Rinse the boiling fowl and put it into a large saucepan. Cover with 3 litres (12 cups) of cold water and bring to the boil, skimming the surface with a slotted spoon to remove any scum. If your pan is not big enough you can add more water once the liquid has reduced a little. Add the celery, carrot, parsley stalks and the onion studded with a few cloves. Season lightly with salt and add a few black peppercorns. Lower the heat and simmer for about 2 hours.

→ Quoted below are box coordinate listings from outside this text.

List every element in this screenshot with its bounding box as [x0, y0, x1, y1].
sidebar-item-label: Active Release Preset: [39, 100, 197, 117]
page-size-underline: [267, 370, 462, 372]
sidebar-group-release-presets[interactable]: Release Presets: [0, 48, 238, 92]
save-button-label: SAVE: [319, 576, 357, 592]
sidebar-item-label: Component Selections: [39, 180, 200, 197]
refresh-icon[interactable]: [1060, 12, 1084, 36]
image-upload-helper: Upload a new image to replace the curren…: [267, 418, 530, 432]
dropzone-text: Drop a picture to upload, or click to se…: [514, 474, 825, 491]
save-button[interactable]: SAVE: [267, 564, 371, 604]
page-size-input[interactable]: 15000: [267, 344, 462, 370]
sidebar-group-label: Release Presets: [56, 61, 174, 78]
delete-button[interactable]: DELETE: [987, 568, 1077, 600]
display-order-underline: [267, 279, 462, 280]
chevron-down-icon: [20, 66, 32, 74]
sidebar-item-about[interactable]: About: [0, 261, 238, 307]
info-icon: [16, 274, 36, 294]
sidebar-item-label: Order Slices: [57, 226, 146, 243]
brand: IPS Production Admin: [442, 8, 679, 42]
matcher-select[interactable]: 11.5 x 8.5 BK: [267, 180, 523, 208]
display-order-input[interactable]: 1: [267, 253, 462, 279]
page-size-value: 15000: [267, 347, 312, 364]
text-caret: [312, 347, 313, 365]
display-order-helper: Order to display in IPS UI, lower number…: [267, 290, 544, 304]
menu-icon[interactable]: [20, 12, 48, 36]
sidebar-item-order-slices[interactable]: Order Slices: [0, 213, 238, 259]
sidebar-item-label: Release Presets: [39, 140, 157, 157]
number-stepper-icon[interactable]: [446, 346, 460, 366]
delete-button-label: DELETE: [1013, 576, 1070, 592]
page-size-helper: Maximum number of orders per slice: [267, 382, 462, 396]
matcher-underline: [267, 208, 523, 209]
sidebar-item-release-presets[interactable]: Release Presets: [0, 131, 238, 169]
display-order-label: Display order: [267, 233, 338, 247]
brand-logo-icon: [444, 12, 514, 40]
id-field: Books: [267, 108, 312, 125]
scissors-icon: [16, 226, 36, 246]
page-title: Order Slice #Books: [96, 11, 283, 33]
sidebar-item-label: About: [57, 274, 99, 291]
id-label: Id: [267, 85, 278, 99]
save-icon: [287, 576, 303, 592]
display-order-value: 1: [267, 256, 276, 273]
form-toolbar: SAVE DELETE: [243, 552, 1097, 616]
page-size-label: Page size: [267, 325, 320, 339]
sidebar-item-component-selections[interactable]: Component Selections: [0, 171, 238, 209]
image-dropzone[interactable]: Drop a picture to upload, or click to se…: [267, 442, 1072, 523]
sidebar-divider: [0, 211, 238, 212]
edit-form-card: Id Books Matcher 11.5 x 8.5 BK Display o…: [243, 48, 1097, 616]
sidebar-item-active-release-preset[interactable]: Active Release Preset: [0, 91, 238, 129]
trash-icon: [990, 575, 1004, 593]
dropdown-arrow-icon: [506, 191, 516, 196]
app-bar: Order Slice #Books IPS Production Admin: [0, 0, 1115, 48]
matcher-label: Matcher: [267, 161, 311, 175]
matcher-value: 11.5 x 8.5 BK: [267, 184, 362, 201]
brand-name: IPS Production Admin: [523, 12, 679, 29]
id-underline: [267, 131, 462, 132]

Make the pasta dough following the instructions. Cover with a clean cloth and leave it to rest for 30 minutes. Roll out the pasta dough, to the second-last setting (following the manufacturer’s instructions). Dust with flour and pass the pasta strips through the tagliolini cutters. If your pasta machine does not have this cutter, then roll up each pasta strip along its length and cut at 3 mm (⅛ in) intervals with a sharp knife. Toss the noodles through your fingers to separate them and put them onto a tray, lightly dusted with flour. Meanwhile, put a large saucepan of salted water to boil.
Remove the fowl from the pan, strain the stock and discard the vegetables. Boil the tagliolini in the boiling, salted water for about 3 minutes, or until cooked. Put a ladleful of hot stock into each soup bowl and add a serving of tagliolini. Sprinkle with Parmesan cheese, black pepper and serve immediately.